For many working class people, especially those with the least economically secure lives, the contempt for people who don’t work is fueled by the terror of what you know could happen to you if you lose your grip and can’t make it into work—and could happen very quickly.

All of which goes to say that in New York City, most people seems to know that most immigrants work their butts off for very little money and came here because they do want to get ahead. And therefore, from what I can tell, there is very little of the classic anti-immigrant hysteria, but a lot of fear and loathing of people who don’t work.

2 comments:

Anonymous said...

Thank you, NP, for this thoughful post.

In the African-American community, historically, there has been a demand for more Black faces on construction projects. When the overwhelming majority of the large jobs were union and the building trades were lily-white, this demand had one type of currency in the nationalist movement. Today, when more and more construction, even government projects, are going to non-union contractors, more and more undocumented workers are on these jobs. So jobsite demonstrations that were previously organized with slogans about "work going to those who LIVE in the COMMUNITY" now often have banners like "Show Us Your Green Card"

And this immigration issue really breaks two ways. A number of years back the Latina/o community (particularly Dominicans) were often euphemistically referred to as "the element" (as in, the element you didn't want to live near) when not specifically degraded as "crazy Dominicans." But meanwhile, Jamaicans were often humiliated for "working TOO hard." The cliché was that certain Caribbean immigrants came to the US and held down multiple jobs, just to send money home. The point being that they were "stealing" jobs that should have gone to "US citizens".

Napolitana-Piemontese said...

Rahim has highlighted what I think is the thorniest political issue related to immigration, for progressives: the competition for jobs between African Americans (along with other marginally employed and historically oppressed U.S.-born workers) and immigrants. The fear of people who could take your work is kinda the obverse of the fear of people who don't work, and is even more charged.

I know of some unions and progressive legislators who have tried to grapple with this one--but it's very hard to do with the casualized, non-union jobs that you're talking about. The UNITE-HERE (hotel and restaurant workers) local in San Francisco negotiated an arrangement whereby a certain number of job slots would be guaranteed to African Americans (whose proportion in this work force had been falling) while at the same time the union and employers would work toward legalization of all the immigrant workers. A couple of years ago, Rep. Sheila Jackson Lee of Texas proposed some federal jobs creation legislation with similar provisions but it never went anywhere.

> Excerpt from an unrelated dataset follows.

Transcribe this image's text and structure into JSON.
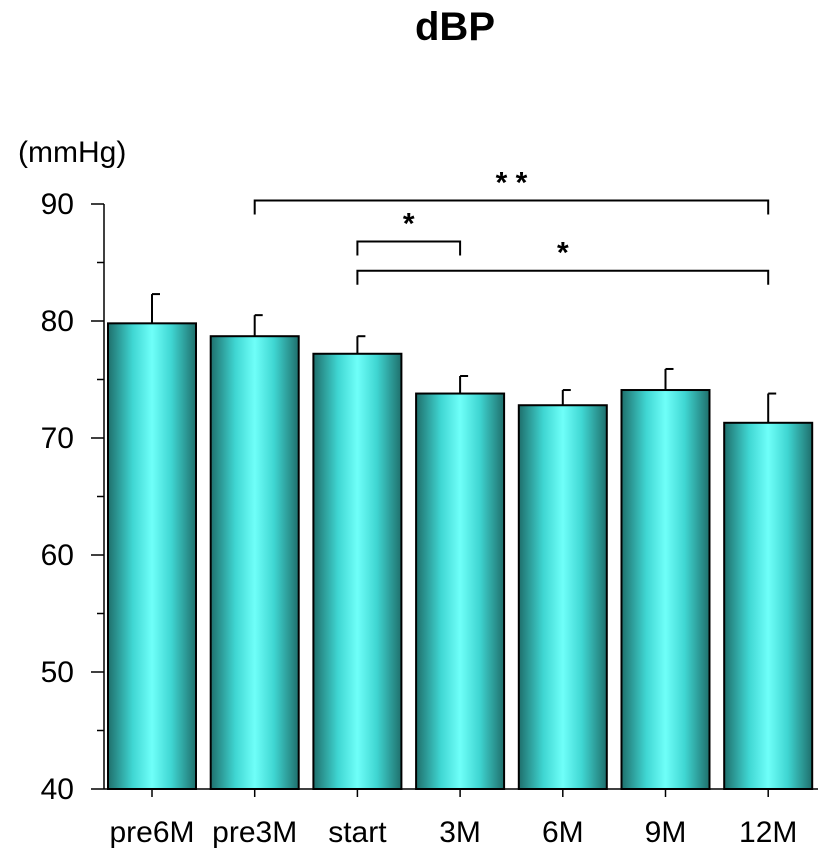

Looking specifically at construction, it occurs to me that some dynamics around the gender division of labor may be important. Industries like construction (and the building trades overall) are historically open to immigrant workers because they don't require much knowledge of English. And because they require a lot of upper body strength, they're male-dominated, and in the non-union sector unaffected by affirmative action legislation, often all-male.

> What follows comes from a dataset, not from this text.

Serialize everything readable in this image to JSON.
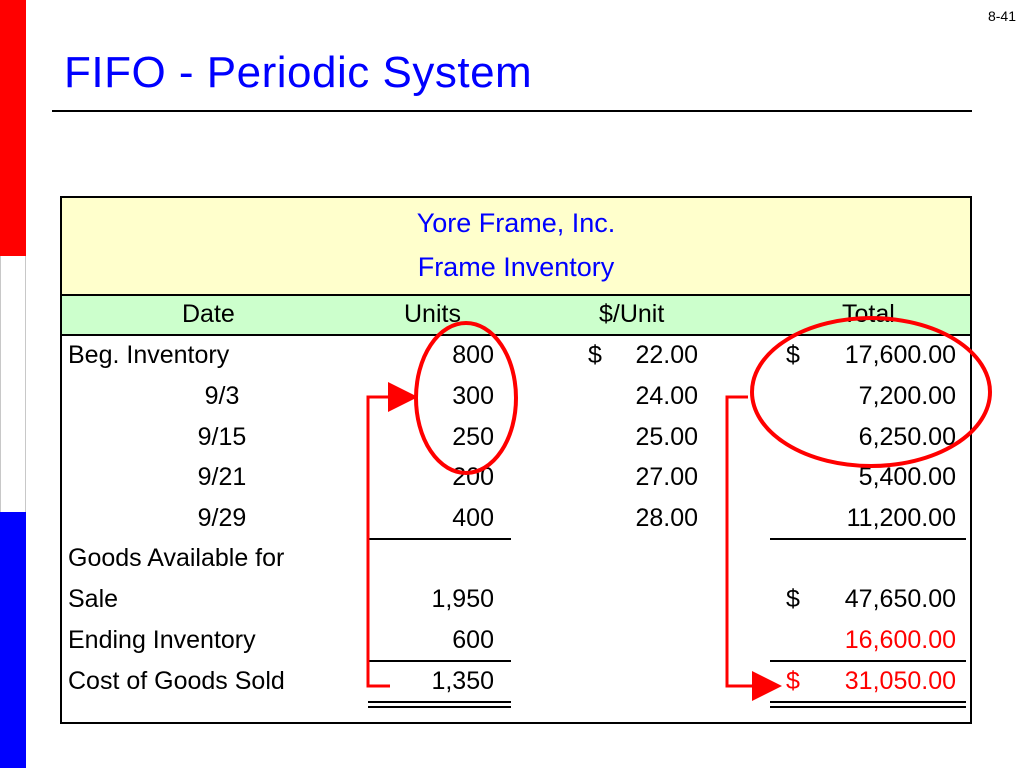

This probably contributes to the conflicts taking the violent, physical form that they have for the past 35 years, at least in New York City--with rival crews of different ethnicities and races sometimes fighting and vandalizing sites etc. I mean, if you want to work in the hospitality industry, it goes against the grain of the job to compete for it violently. But if it's construction--there's a lot of male bonding and hazing,and the use of physical force is in sync with the nature of the job.